Blood had thickened over the wagon floor, crusted in flies. She did her best to keep them off Naev’s belly, despite knowing she was already a dead woman. Naev’s resolve had broken—when unconscious, she moaned constantly, and when awake, she simply screamed until she passed out again. She was in the midst of a howling fit as Tric brought the wagon to a halt. Mia looked up at the absence of motion after turns of riding, fatigue thick in her voice.
“Why’ve we stopped?”
“Unless you can fix these spit-machines’ wings”—Tric pointed to the snarling camels—“we’ve gone as far as we’re going to.”
The simplest mountain rose up before the camel train in sheer cliffs, broken and tumbled all about. Mia looked around, saw nothing and no one out of the ordinary. She leaned down and clutched Naev’s shoulder, shouting above her cries.
“Where do we go from here?”
The woman curled over and babbled nonsense, clawing at her rancid belly. Tric climbed down from the reins and stood beside Mia, face grim. The reek of human waste and rotten blood was overpowering. The agony on display too much to bear.
“Mia…”
“I need a smoke,” the girl growled.
She rolled out of the wagon, Tric hopping down beside her as she lit a cigarillo. The wind snatched at her fringe as she sucked down a lungful. Her fingers were crusted with blood. Naev was laughing, bashing the back of her head against the wagon floor.
“We should end it,” Tric said. “It’s a mercy.”
“She told us not to.”
“She’s in agony, Mia. Black Mother, listen to her.”
“I know! I’d have done it yesterturn but she asked me not to.”
“So you’re happy to just let her die screaming?”
“Do I look fucking happy to you?”
“Well, what do we do now? This is the simplest mountain for miles, far as I can see. I don’t see any steeple, do you? We just ride around until we drop of thirst?”

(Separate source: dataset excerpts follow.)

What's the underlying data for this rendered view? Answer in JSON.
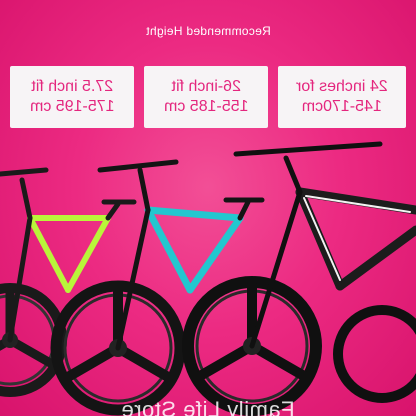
{
  "heading": "Recommended Height",
  "size_cards": [
    {
      "id": "275",
      "text": "27.5 inch fit\n175-195 cm"
    },
    {
      "id": "26",
      "text": "26-inch fit\n155-185 cm"
    },
    {
      "id": "24",
      "text": "24 inches for\n145-170cm"
    }
  ],
  "watermark": "Family Life Store",
  "bikes": [
    {
      "frame_color": "#c6ff3a",
      "label": "left-bike"
    },
    {
      "frame_color": "#23c7cf",
      "label": "middle-bike"
    },
    {
      "frame_color": "#f2f2f2",
      "label": "right-bike"
    }
  ],
  "colors": {
    "background": "#ec2a82",
    "card_background": "#f7f4f6",
    "card_text": "#e4267e",
    "heading_text": "#ffffff"
  }
}
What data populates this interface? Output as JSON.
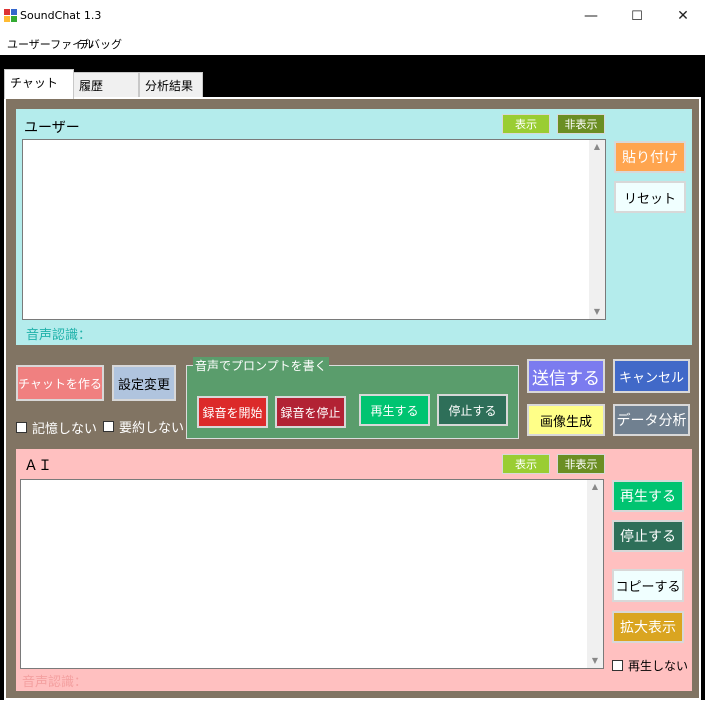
{
  "window": {
    "title": "SoundChat 1.3",
    "minimize_glyph": "—",
    "maximize_glyph": "☐",
    "close_glyph": "✕"
  },
  "menu": {
    "items": [
      "ユーザーファイル",
      "デバッグ"
    ]
  },
  "tabs": [
    {
      "label": "チャット",
      "active": true
    },
    {
      "label": "履歴",
      "active": false
    },
    {
      "label": "分析結果",
      "active": false
    }
  ],
  "user_panel": {
    "title": "ユーザー",
    "show_label": "表示",
    "hide_label": "非表示",
    "text_value": "",
    "voice_recognition_label": "音声認識：",
    "paste_label": "貼り付け",
    "reset_label": "リセット"
  },
  "controls": {
    "create_chat_label": "チャットを作る",
    "settings_label": "設定変更",
    "no_memory_label": "記憶しない",
    "no_summary_label": "要約しない",
    "voice_group_title": "音声でプロンプトを書く",
    "start_record_label": "録音を開始",
    "stop_record_label": "録音を停止",
    "play_label": "再生する",
    "stop_label": "停止する",
    "send_label": "送信する",
    "cancel_label": "キャンセル",
    "image_gen_label": "画像生成",
    "data_analysis_label": "データ分析"
  },
  "ai_panel": {
    "title": "ＡＩ",
    "show_label": "表示",
    "hide_label": "非表示",
    "text_value": "",
    "voice_recognition_label": "音声認識：",
    "play_label": "再生する",
    "stop_label": "停止する",
    "copy_label": "コピーする",
    "zoom_label": "拡大表示",
    "no_play_label": "再生しない"
  },
  "colors": {
    "tab_page_bg": "#817463",
    "user_panel_bg": "#b4ecec",
    "ai_panel_bg": "#ffc0c0",
    "voice_group_bg": "#5a9d6c",
    "show_button": "#9acd32",
    "hide_button": "#6b8e23",
    "paste_button": "#ffa54f",
    "create_chat_button": "#f08080",
    "settings_button": "#b0c4de",
    "start_record_button": "#dc2a2a",
    "stop_record_button": "#b22234",
    "play_button": "#00c471",
    "stop_button": "#2e6f59",
    "send_button": "#7b7bef",
    "cancel_button": "#4169c8",
    "image_gen_button": "#ffff88",
    "data_analysis_button": "#708090",
    "zoom_button": "#daa520",
    "copy_button": "#f0ffff"
  }
}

“I don’t know any more than you do. But Naev told us to ride in this direction. That blood werking wasn’t just for shits and giggles. Someone knows we’re here.”

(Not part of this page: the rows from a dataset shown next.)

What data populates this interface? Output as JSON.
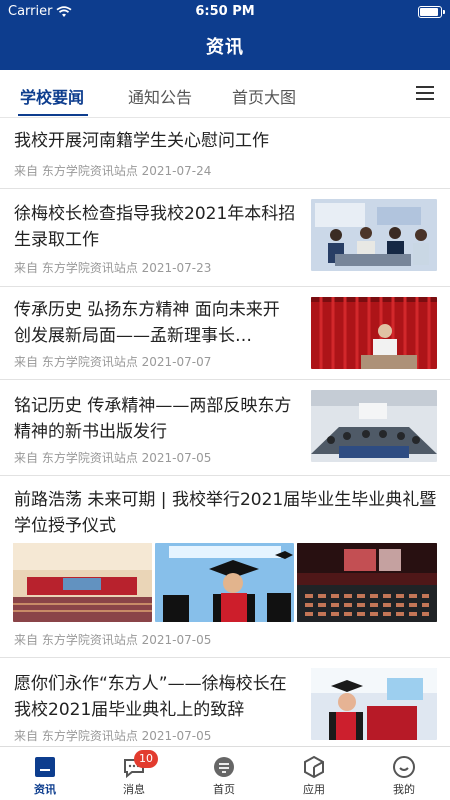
{
  "status": {
    "carrier": "Carrier",
    "time": "6:50 PM"
  },
  "header": {
    "title": "资讯"
  },
  "tabs": [
    {
      "label": "学校要闻",
      "active": true
    },
    {
      "label": "通知公告",
      "active": false
    },
    {
      "label": "首页大图",
      "active": false
    }
  ],
  "articles": [
    {
      "title": "我校开展河南籍学生关心慰问工作",
      "meta": "来自 东方学院资讯站点 2021-07-24"
    },
    {
      "title": "徐梅校长检查指导我校2021年本科招生录取工作",
      "meta": "来自 东方学院资讯站点 2021-07-23"
    },
    {
      "title": "传承历史 弘扬东方精神 面向未来开创发展新局面——孟新理事长…",
      "meta": "来自 东方学院资讯站点 2021-07-07"
    },
    {
      "title": "铭记历史 传承精神——两部反映东方精神的新书出版发行",
      "meta": "来自 东方学院资讯站点 2021-07-05"
    },
    {
      "title": "前路浩荡 未来可期 | 我校举行2021届毕业生毕业典礼暨学位授予仪式",
      "meta": "来自 东方学院资讯站点 2021-07-05"
    },
    {
      "title": "愿你们永作“东方人”——徐梅校长在我校2021届毕业典礼上的致辞",
      "meta": "来自 东方学院资讯站点 2021-07-05"
    }
  ],
  "bottom_nav": [
    {
      "label": "资讯",
      "icon": "news-icon",
      "active": true
    },
    {
      "label": "消息",
      "icon": "message-icon",
      "badge": "10"
    },
    {
      "label": "首页",
      "icon": "home-icon"
    },
    {
      "label": "应用",
      "icon": "apps-icon"
    },
    {
      "label": "我的",
      "icon": "profile-icon"
    }
  ],
  "colors": {
    "brand": "#0d3d8e",
    "badge": "#e23b2e"
  }
}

“Aye, the fucking dustwraiths! They’ll hear her screaming miles away!”
“So is it mercy or fear ruling you, Don Tric?”
“I fear nothing,” he growled.
“Mister Kindly can smell it on you. And so can I.”
“Maw take you,” he hissed, drawing his knife. “I’m ending this now.”
“Stop.” Mia clutched his arm. “Don’t.”
“Get off me!” Tric slapped her fingers away.
Mia’s hand went to her stiletto, Tric’s hand to his scimitar. The shadows about her flared, long tendrils reaching out from the stones and swaying as if to music only they could hear.
“She’s our only way to find the Church,” Mia said. “It’s my fault those kraken got her in the first place. And she asked me not to kill her.”
“She couldn’t find her britches for a piss, the state she’s in. And I didn’t promise her a thing.”
“Don’t draw that sword, Don Tric. Things will end badly for both of us.”
“I picked you for a cold one, Mia Corvere.” He shook his head. “I just never knew how much. Where do you keep the heart that’s supposed to be inside your chest?”
“Keep it up and I’ll feed you yours, bastard.”
“Bastard I might be,” Tric spat. “But you’re the one who decides to be a cunt every turn of your life.”